Nie jest prawdą, że można skręcić w prawo wprost z lewego pasa ruchu pod warunkiem ustąpienia pierwszeństwa jadącemu okrężnie biegnącym prawym pasem ruchu, bowiem dotyczy to jedynie zamiaru zmiany pasa ruchu, a nie kierunku jazdy. Nie jest też prawdą, że jadący prawym pasem ruchu zmienia kierunek jazdy w lewo, bowiem on nawet nie opuszcza okrężnie biegnącego pasa ruchu, który wcale nie biegnie w kierunku wylotu. Nie nadjeżdża też z prawej strony z kierunku poprzecznego, bowiem oba pasy ruchu przed skrzyżowaniem "wylotowym" biegną równolegle względem siebie.  



Rys. 1
Prawidłowo oznakowana dwupasowa budowla typu rondo
o obowiązującej kierujących okrężnej organizacji ruchu
nakazanej znakiem C-12 "ruch okrężny"


Prawidłowo oznakowaną dwupasową budowlę typu rondo o okrężnej organizacji ruchu pokazano na rys. 1. W prawym górnym rogu przedstawiono schematycznie przebieg jezdni i pasów ruchu przy tej organizacji ruchu. 

Ponieważ pasy ruchu biegną od wlotów dalej jedynie okrężnie, a nie na wprost od wlotu do przeciwległego wylotu, na wlotach nie ma prawa być segregacji kierunkowej (strzałek P-8, znaku F-10 lub F-11). Nie ma prawa być nawet strzałek P-8a "na wprost", by nie sugerować kierunkowego przebiegu pasów ruchu.

Małe budowle tego typu bez odcinków przeplatania nie powinny być budowane jako wielopasowe, bowiem zmiany pasów ruchu jako szczególnie niebezpieczne na łukach drogi, powinny być ograniczone do niezbędnego minimum.  Uwzględniają to najnowsze wytyczne projektowania budowli typu rondo o okrężnej organizacji ruchu. 

Dwupasowe budowle typu rondo powinny być organizowane kierunkowo z oznakowaniem kierunkowym na wlotach i obwiedni, bowiem na nich jazda do przeciwległego wylotu jest jazdą na wprost dozwoloną każdym pasem ruchu oznaczonym strzałką P-8a lub inną pozwalającą na jazdę na wprost.

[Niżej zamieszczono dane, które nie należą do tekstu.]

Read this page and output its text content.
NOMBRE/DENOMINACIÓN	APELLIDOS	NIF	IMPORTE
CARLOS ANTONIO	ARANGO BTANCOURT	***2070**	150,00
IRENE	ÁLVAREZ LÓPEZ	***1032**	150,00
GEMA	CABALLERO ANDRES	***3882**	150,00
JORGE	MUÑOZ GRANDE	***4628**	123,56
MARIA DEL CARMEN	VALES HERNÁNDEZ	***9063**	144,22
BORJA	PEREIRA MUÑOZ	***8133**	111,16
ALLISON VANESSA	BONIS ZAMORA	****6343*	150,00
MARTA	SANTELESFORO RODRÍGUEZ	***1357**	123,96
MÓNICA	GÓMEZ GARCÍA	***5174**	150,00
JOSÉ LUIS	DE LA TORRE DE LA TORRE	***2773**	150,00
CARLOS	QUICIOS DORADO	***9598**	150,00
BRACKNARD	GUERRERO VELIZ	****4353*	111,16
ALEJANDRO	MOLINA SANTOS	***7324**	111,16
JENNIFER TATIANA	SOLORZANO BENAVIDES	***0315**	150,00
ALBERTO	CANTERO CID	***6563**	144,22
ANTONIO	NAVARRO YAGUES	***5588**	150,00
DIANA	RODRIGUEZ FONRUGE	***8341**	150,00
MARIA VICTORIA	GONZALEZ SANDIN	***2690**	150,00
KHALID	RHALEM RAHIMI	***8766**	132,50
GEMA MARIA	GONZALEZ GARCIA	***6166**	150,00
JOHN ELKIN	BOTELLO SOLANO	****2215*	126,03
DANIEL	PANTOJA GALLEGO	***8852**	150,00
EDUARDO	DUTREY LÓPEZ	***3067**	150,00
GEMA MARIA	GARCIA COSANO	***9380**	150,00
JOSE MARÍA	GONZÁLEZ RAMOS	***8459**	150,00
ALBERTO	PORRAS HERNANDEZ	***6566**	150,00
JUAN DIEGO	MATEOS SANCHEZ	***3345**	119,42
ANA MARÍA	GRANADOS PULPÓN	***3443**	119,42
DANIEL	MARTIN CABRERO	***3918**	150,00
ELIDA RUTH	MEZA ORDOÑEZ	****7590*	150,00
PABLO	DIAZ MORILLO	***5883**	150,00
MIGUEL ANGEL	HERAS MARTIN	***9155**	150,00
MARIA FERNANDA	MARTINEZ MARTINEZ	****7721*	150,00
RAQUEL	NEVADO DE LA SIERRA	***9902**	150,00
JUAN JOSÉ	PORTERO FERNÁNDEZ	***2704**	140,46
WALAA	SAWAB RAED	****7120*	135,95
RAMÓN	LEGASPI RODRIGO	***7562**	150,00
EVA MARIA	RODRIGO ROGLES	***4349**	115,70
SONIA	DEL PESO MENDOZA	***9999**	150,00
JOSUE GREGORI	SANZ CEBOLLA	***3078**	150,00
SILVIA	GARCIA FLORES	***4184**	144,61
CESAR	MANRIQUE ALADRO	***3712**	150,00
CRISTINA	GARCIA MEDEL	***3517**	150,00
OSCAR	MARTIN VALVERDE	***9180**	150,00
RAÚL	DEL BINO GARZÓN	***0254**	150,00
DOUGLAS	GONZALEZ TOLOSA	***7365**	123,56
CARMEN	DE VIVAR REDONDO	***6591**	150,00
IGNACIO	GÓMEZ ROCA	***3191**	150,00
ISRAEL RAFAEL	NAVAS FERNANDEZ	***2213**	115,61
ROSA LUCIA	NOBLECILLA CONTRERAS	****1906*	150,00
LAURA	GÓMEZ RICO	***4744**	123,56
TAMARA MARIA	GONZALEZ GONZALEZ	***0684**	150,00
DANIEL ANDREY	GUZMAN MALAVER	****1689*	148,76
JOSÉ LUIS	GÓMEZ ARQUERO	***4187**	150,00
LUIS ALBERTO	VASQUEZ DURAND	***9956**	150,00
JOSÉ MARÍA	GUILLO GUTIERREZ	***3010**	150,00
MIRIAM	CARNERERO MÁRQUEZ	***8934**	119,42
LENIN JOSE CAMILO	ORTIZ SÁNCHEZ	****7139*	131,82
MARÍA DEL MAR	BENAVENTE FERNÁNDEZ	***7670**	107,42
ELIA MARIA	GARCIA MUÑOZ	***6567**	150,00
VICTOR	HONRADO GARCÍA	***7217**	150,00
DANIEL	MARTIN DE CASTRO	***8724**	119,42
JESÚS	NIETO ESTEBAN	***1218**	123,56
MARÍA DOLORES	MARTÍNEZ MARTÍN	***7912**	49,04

Wróćmy zatem do wspomnianych na wstępie patologii w znakowaniu budowli typu rondo wynikających z braku świadomości zmiany, na przełomie wieków, polskiego prawa  o ruchu drogowym oraz znaczenia znaku C-12, który tak jak to było w latach 1960-1983, stał się ponownie odpowiednikiem wprost znaku D,3 "compulsory roundabout" (obwiązujący ruch okrężny) wg Konwencji wiedeńskiej o znakach i sygnałach drogowych.  

Pierwsza patologia to bezprawne dodawanie strzałek kierunkowych na wlotach bezkierunkowo zorganizowanych budowli drogowych, czyli zorganizowanych okrężnie zgodnie z nakazem znaku C-12 "ruch okrężny". 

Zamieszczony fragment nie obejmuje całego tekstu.